In Soviet Russia, lake contaminate you. From 1951 until 1968, this small lake in the Ural Mountains was used as a toxic dump site for Mayak, a nuclear waste storage and processing facility. Between 1978 and 1986, the lake was filled with concrete blocks to prevent the shifting of irradiated sediment. In 1990, the radiation level measured more than high enough to deliver a lethal dose to a human within an hour.

5. Any exploding lake

There are only three known exploding lakes in the world: Lake Kivu in Rwanda and Lakes Monoun and Nyos in Cameroon. Created by a dam of volcanic rock, this type of lake lies atop a pool of magma that releases carbon dioxide and methane into the water. On occasion, a large pocket of toxic gas will "explode" from the water (a limnic eruption); this happened in 1984 at Lake Monoun, killing 37 people, and again in 1986 at Lake Nyos, suffocating 1700 people and 3500 livestock.

6. Berkeley Pit

Formerly an open-pit copper mine, the Berkeley Pit in Butte, Montana, is filled with acidic, highly oxygenated water that leaches heavy metals from the surrounding rock. The Superfund list of contaminants is arsenic, cadmium, copper, zinc, and lead. In 1995, a flock of 342 geese was found dead in the Pit with burns from the water in their internal organs.

7. Lake Vostok

Lake Vostok is an oligotropic subglacial lake under the Antarctic. Information collected from ice cores will reveal whether life has survived in isolation for 15 to 24 million years and the probability of life in subsurface water on other planets.
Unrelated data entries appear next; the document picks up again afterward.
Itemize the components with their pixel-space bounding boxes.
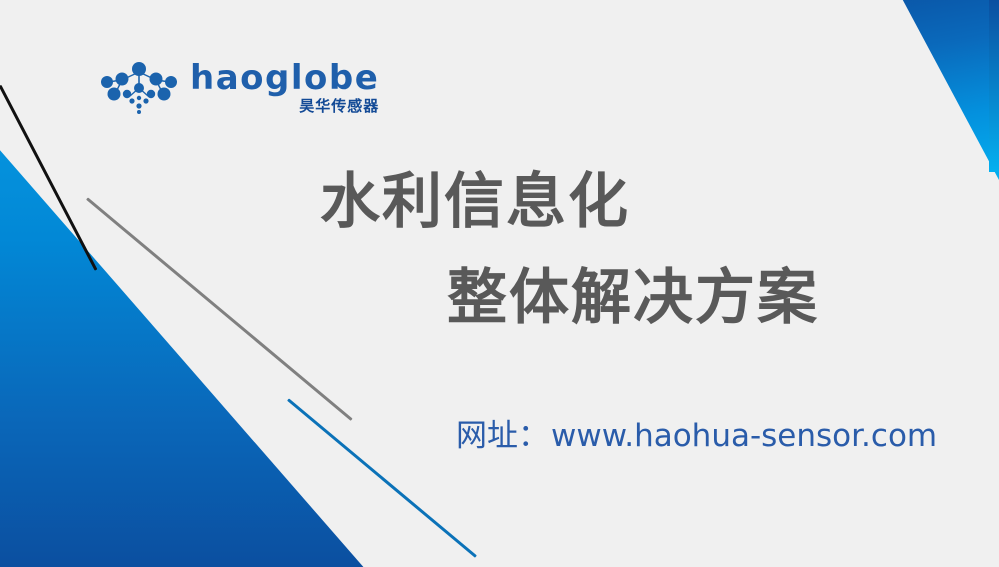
website-line: 网址：www.haohua-sensor.com	[456, 421, 937, 452]
gray-diagonal-line-decoration	[86, 197, 353, 421]
network-dots-logo-icon	[96, 58, 182, 116]
logo-text-block: haoglobe 昊华传感器	[190, 61, 379, 114]
company-logo: haoglobe 昊华传感器	[96, 58, 379, 116]
website-label: 网址：	[456, 418, 549, 454]
black-diagonal-line-decoration	[0, 85, 97, 271]
title-line-1: 水利信息化	[320, 172, 630, 232]
presentation-title-slide: haoglobe 昊华传感器 水利信息化 整体解决方案 网址：www.haohu…	[0, 0, 999, 567]
top-right-edge-accent-decoration	[989, 0, 999, 172]
logo-subtitle-chinese: 昊华传感器	[299, 99, 379, 114]
blue-diagonal-line-decoration	[287, 398, 477, 557]
top-right-blue-triangle-decoration	[739, 0, 999, 180]
website-url: www.haohua-sensor.com	[551, 418, 937, 454]
logo-wordmark: haoglobe	[190, 61, 379, 95]
title-line-2: 整体解决方案	[447, 268, 819, 328]
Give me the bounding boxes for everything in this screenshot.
Even if scientists discover ice-loving fish below, you can't swim there—the average water temperature is calculated to be -3ºC.

8. Boiling Lake in Dominica

Featured in the Angry Planet episode, "Across the Boiling Lake," the flooded fumarole's shore temperature is between 185 and 197ºF, but the central area of the lake hasn't been measured because no one can get there safely. It can be clearly observed that the water is actively boiling, however, so showing off your sweet cannonball skills is probably a bad idea.

9. The Amazon Basin

Even Hank Hill's narrow urethra wouldn't save him from the candiru (or toothpick fish) native to Amazonian waters. Though formal experimentation shows the fish is not attracted to urine (as previously believed), it is in fact small enough to, uh, invade a person. One such incident was documented in 1997; the "River Monsters" episode of Animal Planet investigated the claim, which was fully verified.

10. The Northern and Eastern beaches of Australia

Remember the scene in Finding Nemo when Marlin and Dory are in the jellyfish field? That's a slightly exaggerated idea of what the coastal waters of Australia are like, except these are lethal box jellyfish (and blue-ringed octopus, cone shells, scorpion fish, crocodiles, and sting rays) and you're not an animated fish.